Am Berg gibt es drei Schlüsselmomente: Der Moment, in dem man den Abgrund unter sich betrachtet und sich fragt: Was zum Teufel mache ich hier gerade? Der Moment, an dem man so kaputt ist, dass man glaubt, das Ziel niemals zu erreichen. Wenn jede Faser des Körpers schmerzt und man vor Blasen kaum noch die Füße heben kann. Und dann wäre da der Moment, an dem man schließlich auf dem Gipfel steht und man vor Glück die ganze Welt umarmen könnte. Ein Moment, der alle Strapazen vergessen lässt und einem sagt, warum man das ganze gerade macht.
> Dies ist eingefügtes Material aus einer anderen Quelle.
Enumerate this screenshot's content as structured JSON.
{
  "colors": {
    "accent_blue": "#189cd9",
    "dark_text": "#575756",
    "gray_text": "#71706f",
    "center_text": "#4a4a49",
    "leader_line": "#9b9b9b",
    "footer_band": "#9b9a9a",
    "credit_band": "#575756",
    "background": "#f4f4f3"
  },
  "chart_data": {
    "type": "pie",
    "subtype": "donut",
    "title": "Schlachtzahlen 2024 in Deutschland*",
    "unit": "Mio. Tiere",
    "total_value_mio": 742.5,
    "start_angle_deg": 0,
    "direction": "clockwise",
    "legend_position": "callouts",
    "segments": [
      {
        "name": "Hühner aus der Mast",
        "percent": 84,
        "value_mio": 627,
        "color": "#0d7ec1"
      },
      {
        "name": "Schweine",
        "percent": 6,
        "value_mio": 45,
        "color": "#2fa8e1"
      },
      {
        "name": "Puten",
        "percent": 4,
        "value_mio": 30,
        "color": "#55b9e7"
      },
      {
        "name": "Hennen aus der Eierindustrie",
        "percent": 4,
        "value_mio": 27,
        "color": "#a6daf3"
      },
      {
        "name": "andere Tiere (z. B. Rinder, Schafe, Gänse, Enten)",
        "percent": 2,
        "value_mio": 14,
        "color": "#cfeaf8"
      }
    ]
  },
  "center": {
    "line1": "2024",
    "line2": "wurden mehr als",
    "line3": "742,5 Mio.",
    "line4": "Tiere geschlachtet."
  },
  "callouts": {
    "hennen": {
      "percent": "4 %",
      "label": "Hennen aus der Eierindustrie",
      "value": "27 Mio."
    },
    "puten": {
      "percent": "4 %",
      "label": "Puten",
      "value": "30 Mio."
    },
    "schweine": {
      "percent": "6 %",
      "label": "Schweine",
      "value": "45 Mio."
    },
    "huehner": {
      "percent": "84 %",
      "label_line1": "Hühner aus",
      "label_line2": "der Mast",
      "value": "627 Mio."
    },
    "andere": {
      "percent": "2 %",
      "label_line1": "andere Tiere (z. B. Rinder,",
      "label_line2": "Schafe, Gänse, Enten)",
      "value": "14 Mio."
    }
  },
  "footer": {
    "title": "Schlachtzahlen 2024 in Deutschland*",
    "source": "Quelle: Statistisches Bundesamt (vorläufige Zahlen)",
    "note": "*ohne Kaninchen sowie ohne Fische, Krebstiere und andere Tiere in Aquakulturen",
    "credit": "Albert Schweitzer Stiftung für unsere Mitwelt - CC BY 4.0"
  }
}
Fünf Gipfel, fünf Klettersteige, fünf Abenteuer

Gespannt betrete ich den Parkplatz an der Talstation der Rofanseilbahn. Hier bin ich mit meinem Guide Mike verabredet, der mich auf meinem ersten richtigen Klettersteig begleiten wird. Als er mich sieht winkt er mir zu. Ohne viel Zeit zu verlieren machen wir uns auf dem Weg in die Seilbahn. Etwas müde beobachte ich den Aachensee, der unter mir immer kleiner und kleiner wird während die Gipfel des Rofangebirges immer näher kommen. Doch beim Bergsteigen gilt: Der frühe Vogel erklimmt dem Gipfel – und das an diesem Tag besonders: es ist ein Gewitter gemeldet und das schon in den frühen Nachmittagsstunden.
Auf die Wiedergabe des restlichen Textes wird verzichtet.